Pair Trading with HYBRIGENICS and Union Pacific

The main advantage of trading using opposite HYBRIGENICS and Union Pacific positions is that it hedges away some unsystematic risk. Because of two separate transactions, even if HYBRIGENICS position performs unexpectedly, Union Pacific can make up some of the losses. Pair trading also minimizes risk from directional movements in the market. For example, if an entire industry or sector drops because of unexpected headlines, the short position in Union Pacific will offset losses from the drop in Union Pacific's long position.

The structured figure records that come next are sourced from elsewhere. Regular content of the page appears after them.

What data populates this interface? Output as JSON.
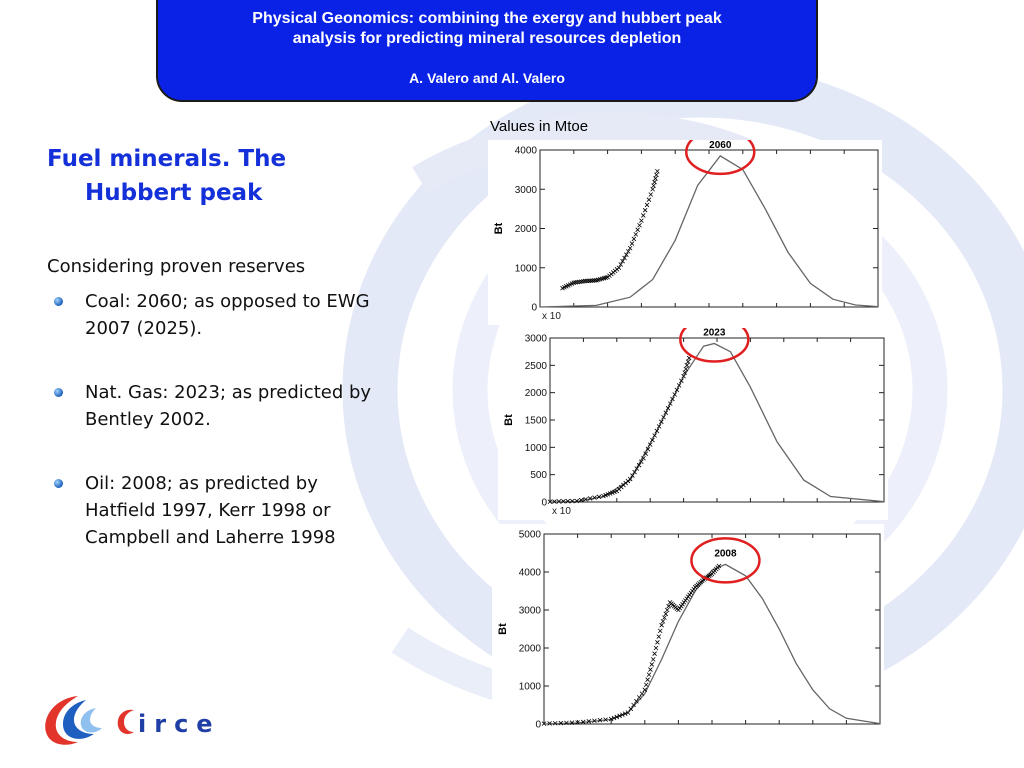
{
  "header": {
    "title_line1": "Physical Geonomics: combining the exergy and hubbert peak",
    "title_line2": "analysis for predicting mineral resources depletion",
    "authors": "A. Valero and Al. Valero"
  },
  "units_note": "Values in Mtoe",
  "section": {
    "heading_line1": "Fuel minerals. The",
    "heading_line2": "Hubbert peak",
    "intro": "Considering proven reserves",
    "bullets": [
      {
        "line1": "Coal: 2060; as opposed to EWG",
        "line2": "2007 (2025).",
        "line3": ""
      },
      {
        "line1": "Nat. Gas: 2023; as predicted by",
        "line2": "Bentley 2002.",
        "line3": ""
      },
      {
        "line1": "Oil: 2008; as predicted by",
        "line2": "Hatfield 1997, Kerr 1998 or",
        "line3": "Campbell and Laherre 1998"
      }
    ]
  },
  "logo": {
    "text": "irce"
  },
  "chart_data": [
    {
      "type": "line",
      "title": "",
      "ylabel": "Bt",
      "peak_label": "2060",
      "peak_year": 2060,
      "x_multiplier_label": "x 10",
      "ylim": [
        0,
        4000
      ],
      "yticks": [
        "0",
        "1000",
        "2000",
        "3000",
        "4000"
      ],
      "xlim": [
        1900,
        2200
      ],
      "series": [
        {
          "x": [
            1900,
            1950,
            1980,
            2000,
            2020,
            2040,
            2060,
            2080,
            2100,
            2120,
            2140,
            2160,
            2180,
            2200
          ],
          "values": [
            0,
            40,
            250,
            700,
            1700,
            3100,
            3850,
            3500,
            2500,
            1400,
            600,
            200,
            50,
            10
          ]
        },
        {
          "x": [
            1920,
            1930,
            1940,
            1950,
            1960,
            1970,
            1980,
            1990,
            2000,
            2005
          ],
          "values": [
            480,
            620,
            660,
            680,
            760,
            1000,
            1500,
            2200,
            3000,
            3550
          ]
        }
      ],
      "colors": {
        "curve": "#666666",
        "observed": "#000000",
        "highlight": "#e02020"
      }
    },
    {
      "type": "line",
      "title": "",
      "ylabel": "Bt",
      "peak_label": "2023",
      "peak_year": 2023,
      "x_multiplier_label": "x 10",
      "ylim": [
        0,
        3000
      ],
      "yticks": [
        "0",
        "500",
        "1000",
        "1500",
        "2000",
        "2500",
        "3000"
      ],
      "xlim": [
        1900,
        2150
      ],
      "series": [
        {
          "x": [
            1900,
            1920,
            1940,
            1960,
            1980,
            2000,
            2015,
            2023,
            2035,
            2050,
            2070,
            2090,
            2110,
            2150
          ],
          "values": [
            0,
            10,
            100,
            400,
            1300,
            2300,
            2850,
            2900,
            2750,
            2100,
            1100,
            400,
            100,
            5
          ]
        },
        {
          "x": [
            1900,
            1920,
            1940,
            1950,
            1960,
            1970,
            1980,
            1990,
            2000,
            2005
          ],
          "values": [
            5,
            20,
            110,
            200,
            420,
            800,
            1300,
            1800,
            2300,
            2700
          ]
        }
      ],
      "colors": {
        "curve": "#666666",
        "observed": "#000000",
        "highlight": "#e02020"
      }
    },
    {
      "type": "line",
      "title": "",
      "ylabel": "Bt",
      "peak_label": "2008",
      "peak_year": 2008,
      "x_multiplier_label": "",
      "ylim": [
        0,
        5000
      ],
      "yticks": [
        "0",
        "1000",
        "2000",
        "3000",
        "4000",
        "5000"
      ],
      "xlim": [
        1900,
        2100
      ],
      "series": [
        {
          "x": [
            1900,
            1920,
            1940,
            1950,
            1960,
            1970,
            1980,
            1990,
            2000,
            2008,
            2020,
            2030,
            2040,
            2050,
            2060,
            2070,
            2080,
            2100
          ],
          "values": [
            0,
            30,
            120,
            300,
            800,
            1700,
            2700,
            3500,
            4050,
            4200,
            3900,
            3300,
            2500,
            1600,
            900,
            400,
            150,
            10
          ]
        },
        {
          "x": [
            1900,
            1920,
            1940,
            1950,
            1960,
            1965,
            1970,
            1975,
            1980,
            1985,
            1990,
            1995,
            2000,
            2005
          ],
          "values": [
            10,
            40,
            130,
            300,
            900,
            1700,
            2600,
            3200,
            3000,
            3300,
            3600,
            3800,
            3950,
            4200
          ]
        }
      ],
      "colors": {
        "curve": "#666666",
        "observed": "#000000",
        "highlight": "#e02020"
      }
    }
  ]
}
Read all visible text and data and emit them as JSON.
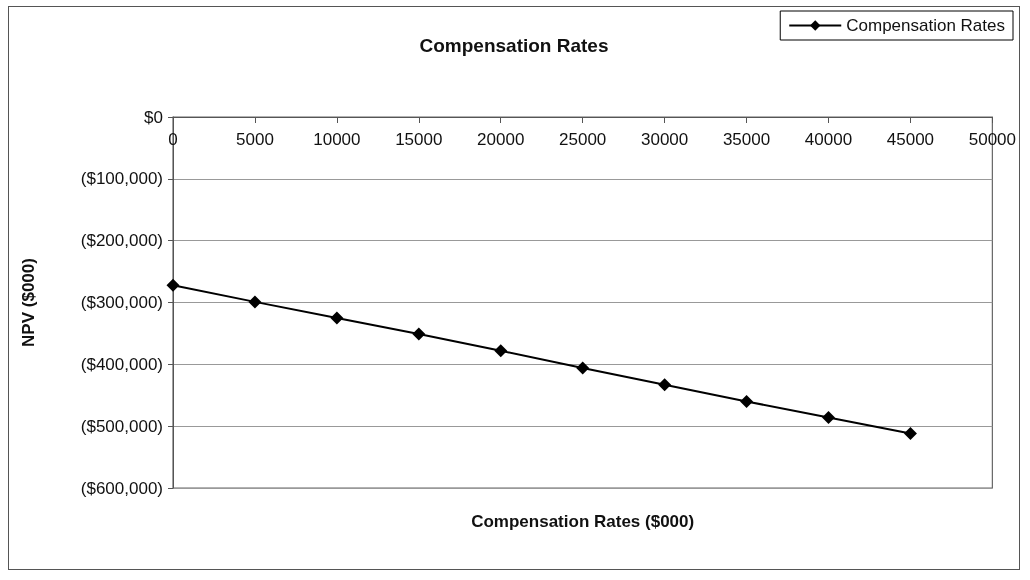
{
  "chart_data": {
    "type": "line",
    "title": "Compensation Rates",
    "xlabel": "Compensation Rates ($000)",
    "ylabel": "NPV ($000)",
    "x": [
      0,
      5000,
      10000,
      15000,
      20000,
      25000,
      30000,
      35000,
      40000,
      45000
    ],
    "series": [
      {
        "name": "Compensation Rates",
        "color": "#000000",
        "values": [
          -272000,
          -299000,
          -325000,
          -351000,
          -378000,
          -406000,
          -433000,
          -460000,
          -486000,
          -512000
        ]
      }
    ],
    "xlim": [
      0,
      50000
    ],
    "xticks": [
      0,
      5000,
      10000,
      15000,
      20000,
      25000,
      30000,
      35000,
      40000,
      45000,
      50000
    ],
    "ylim": [
      -600000,
      0
    ],
    "yticks": [
      {
        "value": 0,
        "label": "$0"
      },
      {
        "value": -100000,
        "label": "($100,000)"
      },
      {
        "value": -200000,
        "label": "($200,000)"
      },
      {
        "value": -300000,
        "label": "($300,000)"
      },
      {
        "value": -400000,
        "label": "($400,000)"
      },
      {
        "value": -500000,
        "label": "($500,000)"
      },
      {
        "value": -600000,
        "label": "($600,000)"
      }
    ],
    "grid": "y",
    "legend": "top right",
    "marker": "diamond",
    "line_style": "solid"
  }
}
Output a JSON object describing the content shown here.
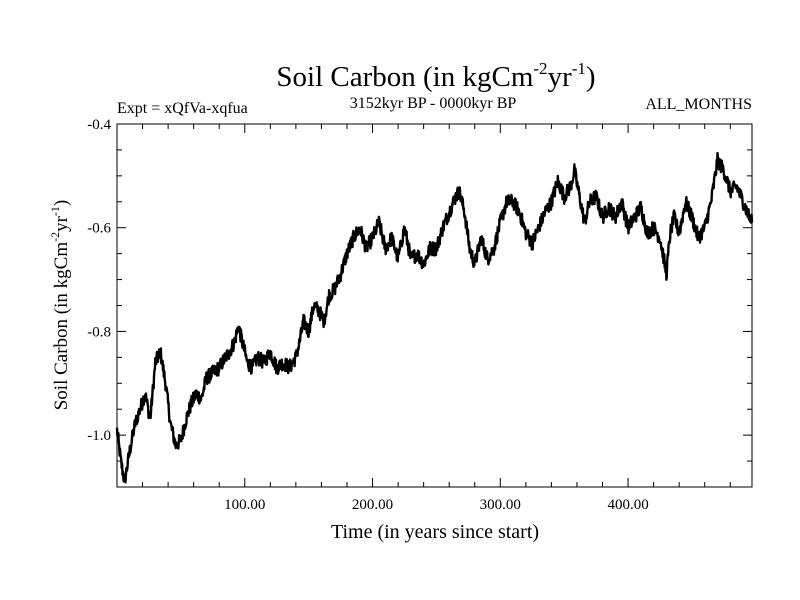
{
  "header": {
    "title_main": "Soil Carbon (in kgCm",
    "title_sup1": "-2",
    "title_mid": "yr",
    "title_sup2": "-1",
    "title_close": ")",
    "expt": "Expt = xQfVa-xqfua",
    "period": "3152kyr BP - 0000kyr BP",
    "months": "ALL_MONTHS"
  },
  "chart_data": {
    "type": "line",
    "title": "Soil Carbon (in kgCm-2yr-1)",
    "xlabel": "Time (in years since start)",
    "ylabel": "Soil Carbon (in kgCm-2yr-1)",
    "xlim": [
      0,
      497
    ],
    "ylim": [
      -1.1,
      -0.4
    ],
    "x_ticks": [
      100,
      200,
      300,
      400
    ],
    "x_tick_labels": [
      "100.00",
      "200.00",
      "300.00",
      "400.00"
    ],
    "y_ticks": [
      -0.4,
      -0.6,
      -0.8,
      -1.0
    ],
    "y_tick_labels": [
      "-0.4",
      "-0.6",
      "-0.8",
      "-1.0"
    ],
    "grid": false,
    "line_color": "#000000",
    "series": [
      {
        "name": "Soil Carbon",
        "x": [
          0,
          3,
          6,
          10,
          14,
          18,
          22,
          26,
          30,
          34,
          38,
          42,
          46,
          50,
          54,
          58,
          62,
          66,
          70,
          75,
          80,
          85,
          88,
          92,
          95,
          98,
          102,
          106,
          110,
          115,
          120,
          125,
          130,
          135,
          140,
          143,
          146,
          150,
          154,
          158,
          162,
          166,
          170,
          175,
          180,
          185,
          190,
          195,
          200,
          205,
          210,
          215,
          220,
          225,
          230,
          235,
          240,
          245,
          250,
          255,
          260,
          265,
          268,
          272,
          276,
          280,
          285,
          290,
          295,
          300,
          305,
          310,
          315,
          320,
          325,
          330,
          335,
          340,
          345,
          350,
          355,
          358,
          362,
          366,
          370,
          375,
          380,
          385,
          390,
          395,
          400,
          405,
          410,
          415,
          420,
          425,
          428,
          430,
          433,
          436,
          440,
          445,
          450,
          455,
          460,
          465,
          470,
          475,
          480,
          485,
          490,
          495,
          497
        ],
        "values": [
          -0.99,
          -1.05,
          -1.09,
          -1.03,
          -0.98,
          -0.95,
          -0.92,
          -0.97,
          -0.86,
          -0.84,
          -0.9,
          -0.98,
          -1.02,
          -1.01,
          -0.97,
          -0.94,
          -0.92,
          -0.93,
          -0.89,
          -0.88,
          -0.87,
          -0.85,
          -0.84,
          -0.82,
          -0.79,
          -0.82,
          -0.86,
          -0.87,
          -0.85,
          -0.86,
          -0.84,
          -0.87,
          -0.86,
          -0.87,
          -0.85,
          -0.82,
          -0.78,
          -0.8,
          -0.75,
          -0.76,
          -0.78,
          -0.73,
          -0.72,
          -0.69,
          -0.65,
          -0.62,
          -0.6,
          -0.64,
          -0.62,
          -0.59,
          -0.64,
          -0.62,
          -0.66,
          -0.6,
          -0.66,
          -0.65,
          -0.67,
          -0.64,
          -0.64,
          -0.6,
          -0.57,
          -0.54,
          -0.53,
          -0.57,
          -0.64,
          -0.67,
          -0.62,
          -0.66,
          -0.64,
          -0.59,
          -0.55,
          -0.55,
          -0.57,
          -0.61,
          -0.63,
          -0.6,
          -0.57,
          -0.55,
          -0.51,
          -0.54,
          -0.52,
          -0.49,
          -0.54,
          -0.59,
          -0.55,
          -0.54,
          -0.58,
          -0.56,
          -0.58,
          -0.55,
          -0.6,
          -0.58,
          -0.56,
          -0.61,
          -0.6,
          -0.62,
          -0.66,
          -0.69,
          -0.61,
          -0.58,
          -0.61,
          -0.55,
          -0.58,
          -0.62,
          -0.6,
          -0.55,
          -0.47,
          -0.49,
          -0.53,
          -0.52,
          -0.55,
          -0.58,
          -0.59
        ]
      }
    ]
  }
}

The idea behind HYBRIGENICS A and Union Pacific pairs trading is to make the combined position market-neutral, meaning the overall market's direction will not affect its win or loss (or potential downside or upside). This can be achieved by designing a pairs trade with two highly correlated stocks or equities that operate in a similar space or sector, making it possible to obtain profits through simple and relatively low-risk investment.
Check out your portfolio center.
Note that this page's information should be used as a complementary analysis to find the right mix of equity instruments to add to your existing portfolios or create a brand new portfolio. You can also try the Commodity Channel module to use Commodity Channel Index to analyze current equity momentum.